Was Stanford’s treatment of these issues scientific? Is “political science” a science at all? Does this biased propaganda belong on a “science news” website? Where is there equal time for a conservative to respond?
“There’s a lot of research in psychology and political science suggesting that emotions can shape political attitudes and behavior,” said Clayton. “We were interested in whether we could harness one powerful emotion – fear – to reinforce citizens’ commitments to democracy. We think that part of the reason that citizens may not always profess their commitments to democratic values is that it is difficult for them to envision what it would look like if democracy failed.”
Let Stanford tell us all about about “anti-democratic beliefs that threaten the country’s political future” when they themselves are using fear and propaganda to push their biased coverage of Republicans and conservatives, saying nothing about leftists, progressives and Democrat Party threats to democracy.
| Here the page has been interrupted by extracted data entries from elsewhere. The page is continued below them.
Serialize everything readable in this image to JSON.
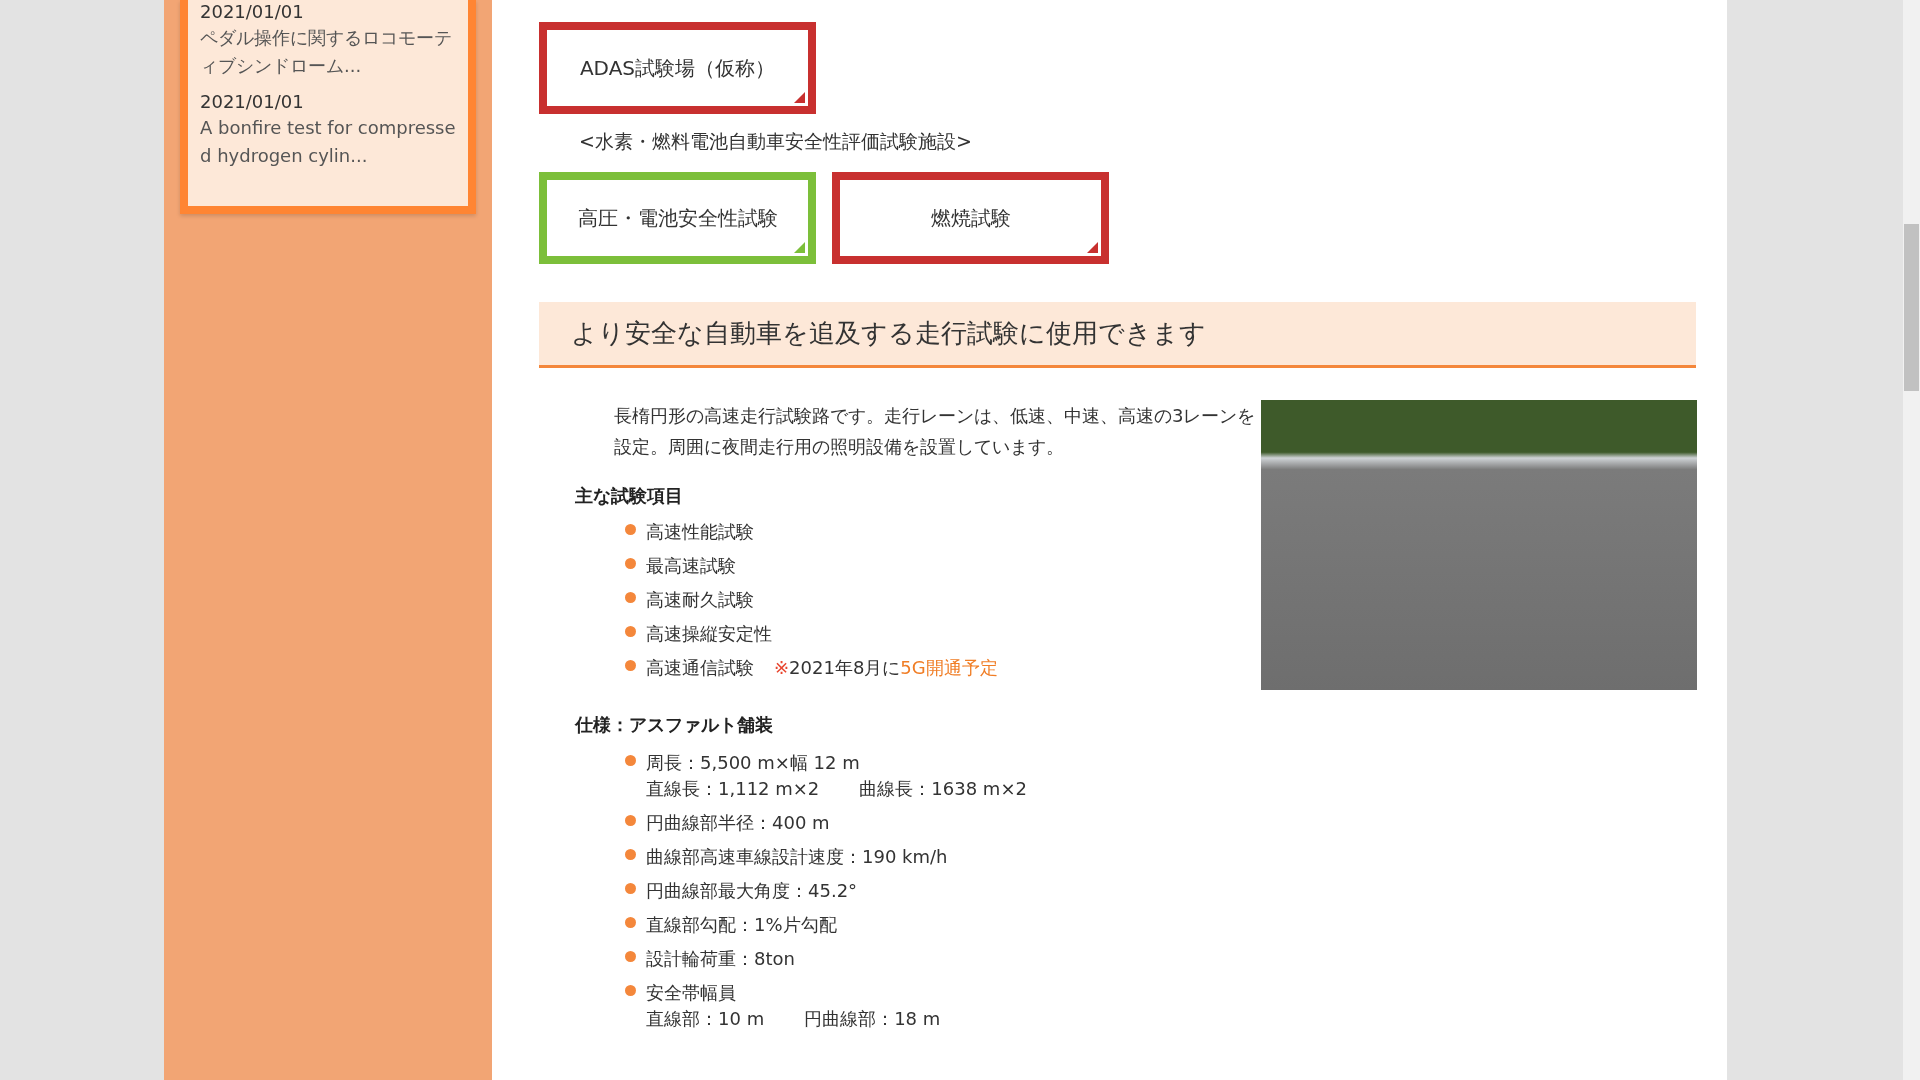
{
  "sidebar": {
    "news": [
      {
        "date": "2021/01/01",
        "title": "ペダル操作に関するロコモーティブシンドローム..."
      },
      {
        "date": "2021/01/01",
        "title": "A bonfire test for compressed hydrogen cylin..."
      }
    ]
  },
  "facility_links": [
    {
      "label": "ADAS試験場（仮称）",
      "color": "#c8302f"
    }
  ],
  "facility_group": {
    "title": "<水素・燃料電池自動車安全性評価試験施設>",
    "links": [
      {
        "label": "高圧・電池安全性試験",
        "color": "#7cbf3a"
      },
      {
        "label": "燃焼試験",
        "color": "#c8302f"
      }
    ]
  },
  "section": {
    "heading": "より安全な自動車を追及する走行試験に使用できます",
    "description": "長楕円形の高速走行試験路です。走行レーンは、低速、中速、高速の3レーンを設定。周囲に夜間走行用の照明設備を設置しています。",
    "test_items": {
      "title": "主な試験項目",
      "items": [
        {
          "text": "高速性能試験"
        },
        {
          "text": "最高速試験"
        },
        {
          "text": "高速耐久試験"
        },
        {
          "text": "高速操縦安定性"
        },
        {
          "text": "高速通信試験",
          "note": [
            {
              "kind": "mark",
              "text": "※"
            },
            {
              "kind": "plain",
              "text": "2021年8月に"
            },
            {
              "kind": "highlight",
              "text": "5G開通予定"
            }
          ]
        }
      ]
    },
    "specs": {
      "title": "仕様：アスファルト舗装",
      "items": [
        {
          "lines": [
            [
              "周長：5,500 m×幅 12 m"
            ],
            [
              "直線長：1,112 m×2",
              "曲線長：1638 m×2"
            ]
          ]
        },
        {
          "lines": [
            [
              "円曲線部半径：400 m"
            ]
          ]
        },
        {
          "lines": [
            [
              "曲線部高速車線設計速度：190 km/h"
            ]
          ]
        },
        {
          "lines": [
            [
              "円曲線部最大角度：45.2°"
            ]
          ]
        },
        {
          "lines": [
            [
              "直線部勾配：1%片勾配"
            ]
          ]
        },
        {
          "lines": [
            [
              "設計輪荷重：8ton"
            ]
          ]
        },
        {
          "lines": [
            [
              "安全帯幅員"
            ],
            [
              "直線部：10 m",
              "円曲線部：18 m"
            ]
          ]
        }
      ]
    }
  }
}
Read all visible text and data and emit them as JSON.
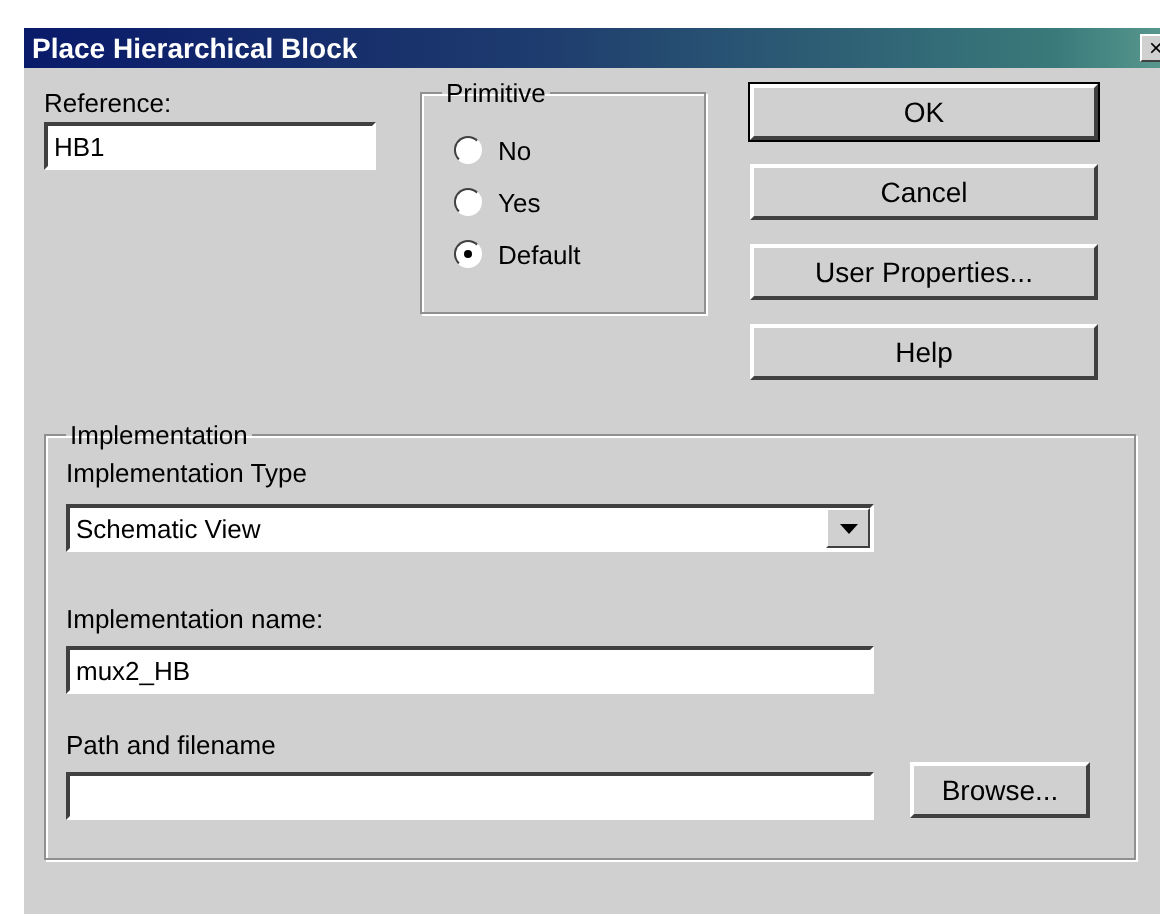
{
  "window": {
    "title": "Place Hierarchical Block",
    "close": "×"
  },
  "reference": {
    "label": "Reference:",
    "value": "HB1"
  },
  "primitive": {
    "title": "Primitive",
    "options": [
      {
        "label": "No",
        "selected": false
      },
      {
        "label": "Yes",
        "selected": false
      },
      {
        "label": "Default",
        "selected": true
      }
    ]
  },
  "buttons": [
    {
      "label": "OK",
      "default": true
    },
    {
      "label": "Cancel",
      "default": false
    },
    {
      "label": "User Properties...",
      "default": false
    },
    {
      "label": "Help",
      "default": false
    }
  ],
  "implementation": {
    "title": "Implementation",
    "type_label": "Implementation Type",
    "type_value": "Schematic View",
    "name_label": "Implementation name:",
    "name_value": "mux2_HB",
    "path_label": "Path and filename",
    "browse": "Browse..."
  }
}
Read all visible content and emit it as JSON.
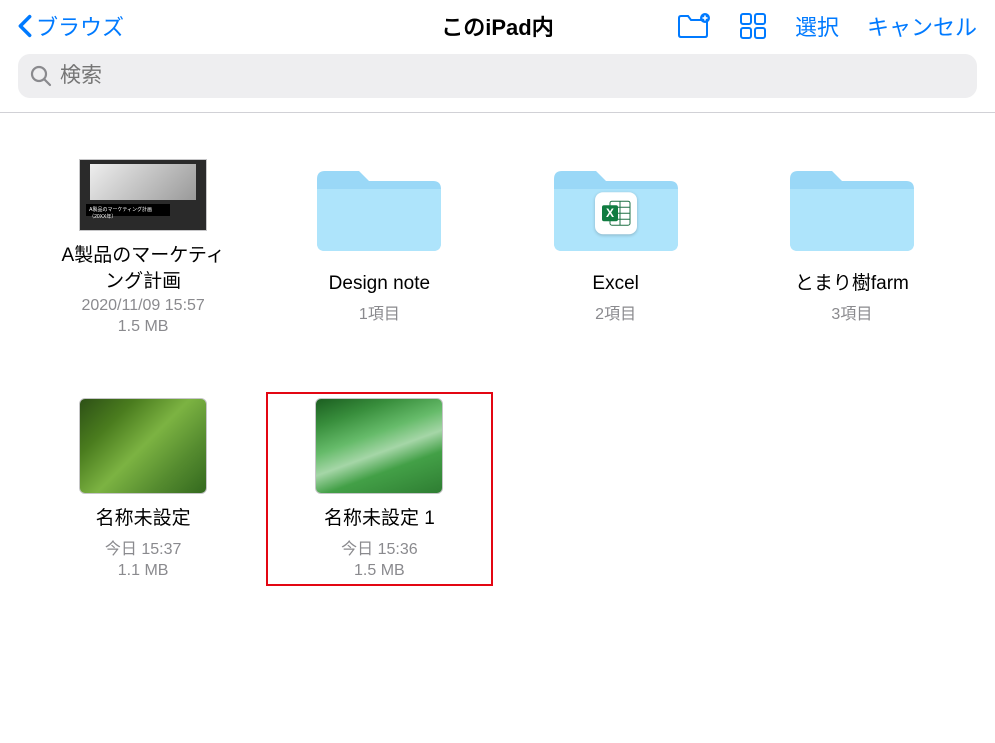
{
  "header": {
    "back_label": "ブラウズ",
    "title": "このiPad内",
    "select_label": "選択",
    "cancel_label": "キャンセル"
  },
  "search": {
    "placeholder": "検索"
  },
  "items": [
    {
      "name": "A製品のマーケティング計画",
      "meta1": "2020/11/09 15:57",
      "meta2": "1.5 MB",
      "type": "file",
      "thumb": "pptx"
    },
    {
      "name": "Design note",
      "meta1": "1項目",
      "type": "folder",
      "badge": null
    },
    {
      "name": "Excel",
      "meta1": "2項目",
      "type": "folder",
      "badge": "excel"
    },
    {
      "name": "とまり樹farm",
      "meta1": "3項目",
      "type": "folder",
      "badge": null
    },
    {
      "name": "名称未設定",
      "meta1": "今日 15:37",
      "meta2": "1.1 MB",
      "type": "image",
      "thumb": "plant1"
    },
    {
      "name": "名称未設定 1",
      "meta1": "今日 15:36",
      "meta2": "1.5 MB",
      "type": "image",
      "thumb": "plant2",
      "highlighted": true
    }
  ]
}
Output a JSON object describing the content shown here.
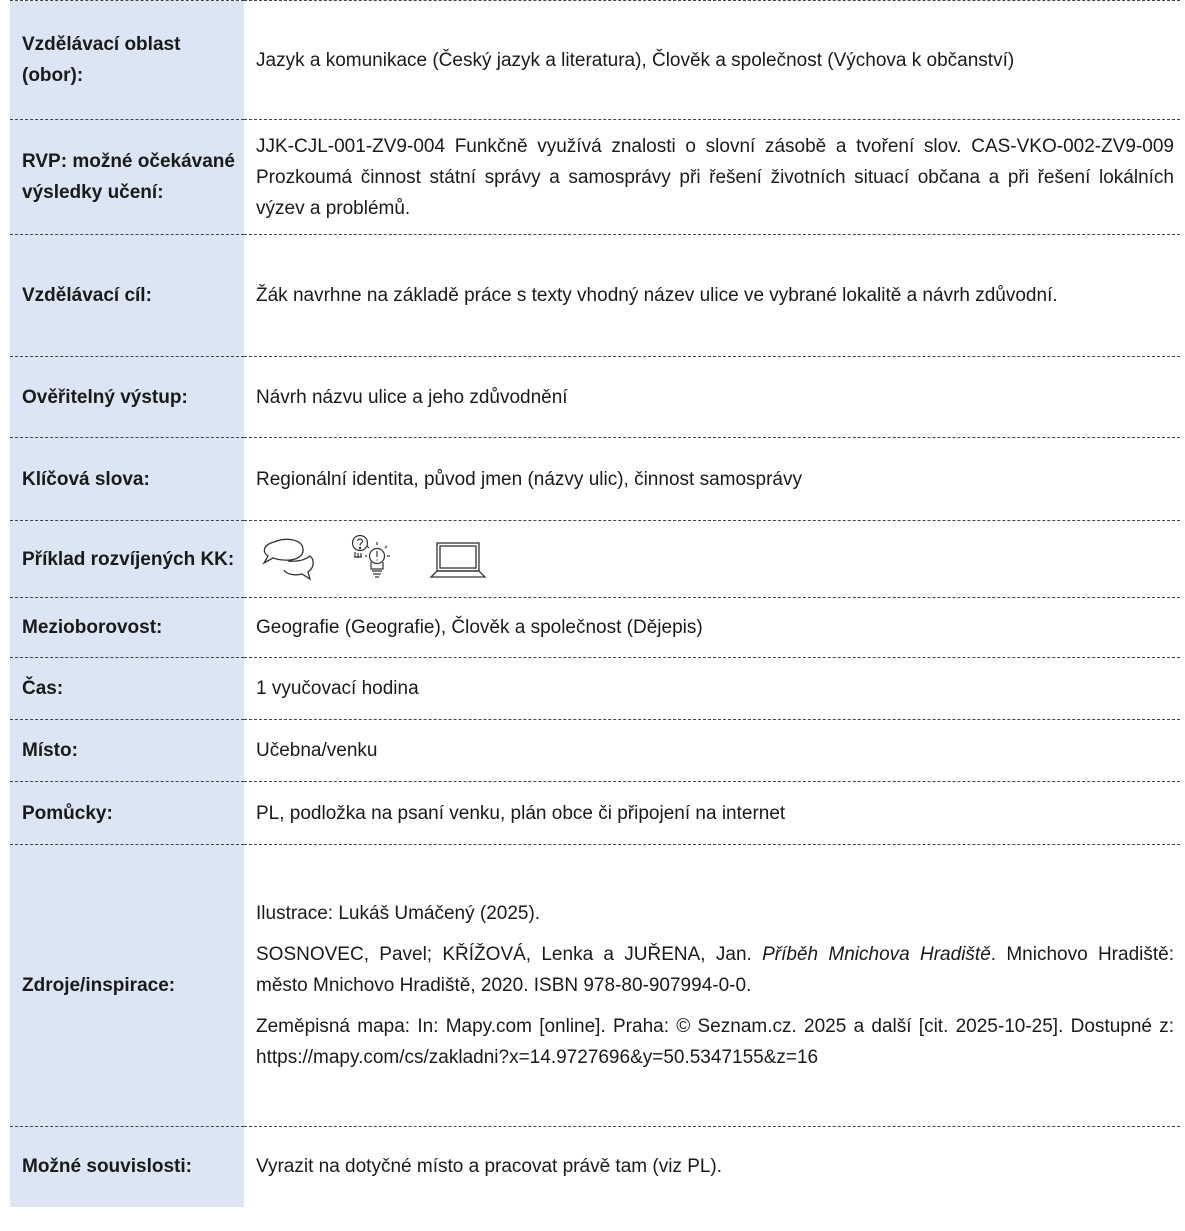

Their juxtaposition of riot videos from Venezuela, Zimbabwe, Turkey and Russia against conservatives and Trump supporters on January 6 is a classic case of the association fallacy and fear-mongering. It’s especially ironic to realize that those “failed democracies” were not democracies at all, but tyrannies of Leftists. In every campaign speech, President Trump praised America’s sacred Constitution and its guarantees of freedom and God-given rights.
Stanford is training inductee Clayton into the use of “interventions” to steer the public its way. Watch out for that word. It’s a threat to democracy.
Comments
Yes, you’re right. It is high time for the truth to live and the lie to be destroyed.
Listening to the opinions of evolutionary laboratory workers and fantasy creators is already boring. Investments in these science fiction projects of evolution are useless, let’s invest billions or trillions of dollars to destroy the poverty of humanity. Let science investigate diseases, let science deal with the nutrition of mankind. Let science stop investigating the history of life without knowledge of logic, mathematics, physics.